Она вскрикнула, и он услышал: «Мими! Аккуратнее! Ты так скальп с меня снимешь!»
– Что это за Мими, которая мучает тебя в тот момент, когда мы разговариваем?
– Просто Мими. Кстати, ее имя пишется как «Меме». Она бежала из Северной Кореи. Это замечательная женщина, которая делает мне для сегодняшнего вечера пучок-гнездо. Только что она уколола меня шпилькой до крови.
– Скажи ей, пусть немедленно прекратит, а не то я ее нейтрализую коротковолновым излучением!
Гортензия расхохоталась, а Младшенький услышал, как вышеупомянутая Мими тоже смеется и кричит ему в трубку: «Hello, Junior! Nice to hear from you!»[35]
Младшенький совсем разнежился от мысли, что ему внимает широкая женская публика, и тут же решил блеснуть образованностью:
– В настоящий момент я изучаю Канта и Спинозу, их концепцию свободы. А потом возьмусь за Шопенгауэра.
– Ты прямо как Антуанетта! Забавно, кстати, – заметила Гортензия.
– Кто такая Антуанетта?
– Я тебе потом объясню.
– Мне хочется почитать Шопенгауэра главным образом из-за одной фразы. Хочешь знать, какой?
– Сделай повыше, Мими! Открой побольше лоб! И виски тоже!
– Слушай меня внимательно, Гортензия: «Проблема людей в том, что они принимают границы своего знания за границы мира. А мир неизмеримо шире. Нужно подключить воображение». Шопенгауэр, как и Эйнштейн, считал, что изобретать важнее, чем знать. Нам тесно в узких рамках знания, а воображение не сдержат никакие рамки. Я стою на пороге нового необыкновенного проекта…
– Знаю, Младшенький, знаю.
– Я изобретаю. Но изобретаю так прекрасно, что это невозможно воплотить в жизнь!
– Я тоже.
– Я изобрел фотогальваническую ткань, которая состоит из мелких элементов, которые генерируют электричество. Например: ты закрываешь занавески в спальне, и комната освещается, или ты кладешь мобильник на рукав свитера, и он заряжается. Я хочу выпустить целую партию мебели с такими свойствами. «Казамиа» несказанно разбогатеет! Отцу очень нравятся все мои проекты, иногда ему трудно угнаться за моей мыслью, но…

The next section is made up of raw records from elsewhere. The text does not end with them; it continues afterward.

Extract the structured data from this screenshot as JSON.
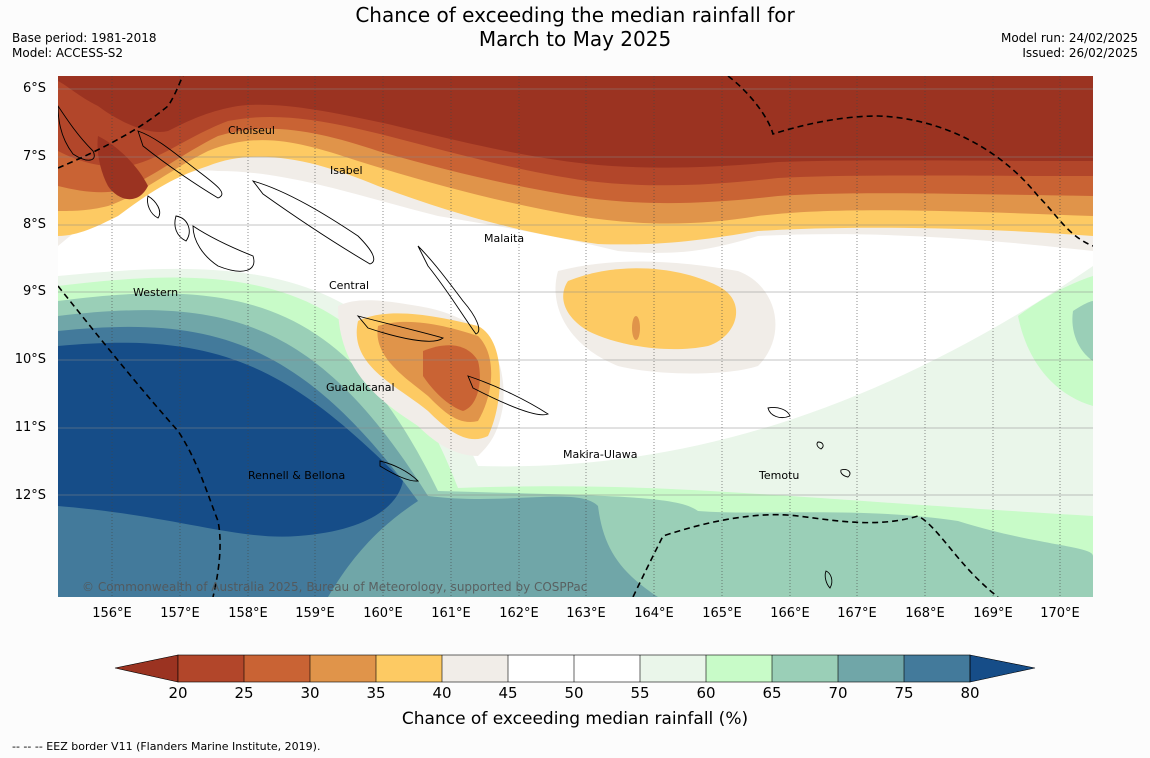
{
  "title_line1": "Chance of exceeding the median rainfall for",
  "title_line2": "March to May 2025",
  "meta_left": {
    "base_period": "Base period: 1981-2018",
    "model": "Model: ACCESS-S2"
  },
  "meta_right": {
    "model_run": "Model run: 24/02/2025",
    "issued": "Issued: 26/02/2025"
  },
  "lat_labels": [
    "6°S",
    "7°S",
    "8°S",
    "9°S",
    "10°S",
    "11°S",
    "12°S"
  ],
  "lon_labels": [
    "156°E",
    "157°E",
    "158°E",
    "159°E",
    "160°E",
    "161°E",
    "162°E",
    "163°E",
    "164°E",
    "165°E",
    "166°E",
    "167°E",
    "168°E",
    "169°E",
    "170°E"
  ],
  "places": {
    "choiseul": "Choiseul",
    "isabel": "Isabel",
    "malaita": "Malaita",
    "western": "Western",
    "central": "Central",
    "guadalcanal": "Guadalcanal",
    "makira": "Makira-Ulawa",
    "temotu": "Temotu",
    "rennell": "Rennell & Bellona"
  },
  "copyright": "© Commonwealth of Australia 2025, Bureau of Meteorology, supported by COSPPac",
  "colorbar": {
    "ticks": [
      "20",
      "25",
      "30",
      "35",
      "40",
      "45",
      "50",
      "55",
      "60",
      "65",
      "70",
      "75",
      "80"
    ],
    "colors": {
      "lt20": "#9b3321",
      "c20_25": "#b2462a",
      "c25_30": "#c96334",
      "c30_35": "#e0944a",
      "c35_40": "#fdca63",
      "c40_45": "#f1ede8",
      "c45_50": "#ffffff",
      "c50_55": "#ffffff",
      "c55_60": "#eaf6ea",
      "c60_65": "#c8fbc8",
      "c65_70": "#9acfb7",
      "c70_75": "#70a6a8",
      "c75_80": "#437a9b",
      "gt80": "#164d88"
    },
    "label": "Chance of exceeding median rainfall (%)"
  },
  "eez_note": "--  --  -- EEZ border V11 (Flanders Marine Institute, 2019)."
}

– Я тоже! Я взяла тот же след!
Но Младшенький ее не слышал. Нежные слова Гортензии прогнали его печаль, еще больше радовал предстоящий ее приезд, и ум его блуждал по широким равнинам неизведанного, он говорил и на ходу изобретал новые возможности.
– Еще я изобрету ткань, которая поглощает воду. Она может задержать в себе 350 процентов своего веса. Из этой ткани я буду производить тенты для жарких стран. Таким образом тент будет впитывать ночную прохладу и выдавать ее днем. Просто клад для народов, живущих в пустыне!
– Я изобрела новую ткань, которая…
– И у меня еще тонны идей, подобных этой. И есть еще более безумные!
– Да послушай же ты меня, Младшенький! Приказываю тебе меня выслушать! Я нашла ткань, которая маскирует жир, утягивает его, скрывает. Нечто вроде жатой ткани. Превосходно, Мими, просто превосходно, сбрызнуть лаком, и все готово. И ты мне понадобишься, чтобы нанести последние штрихи. Мне очень нужна твоя помощь.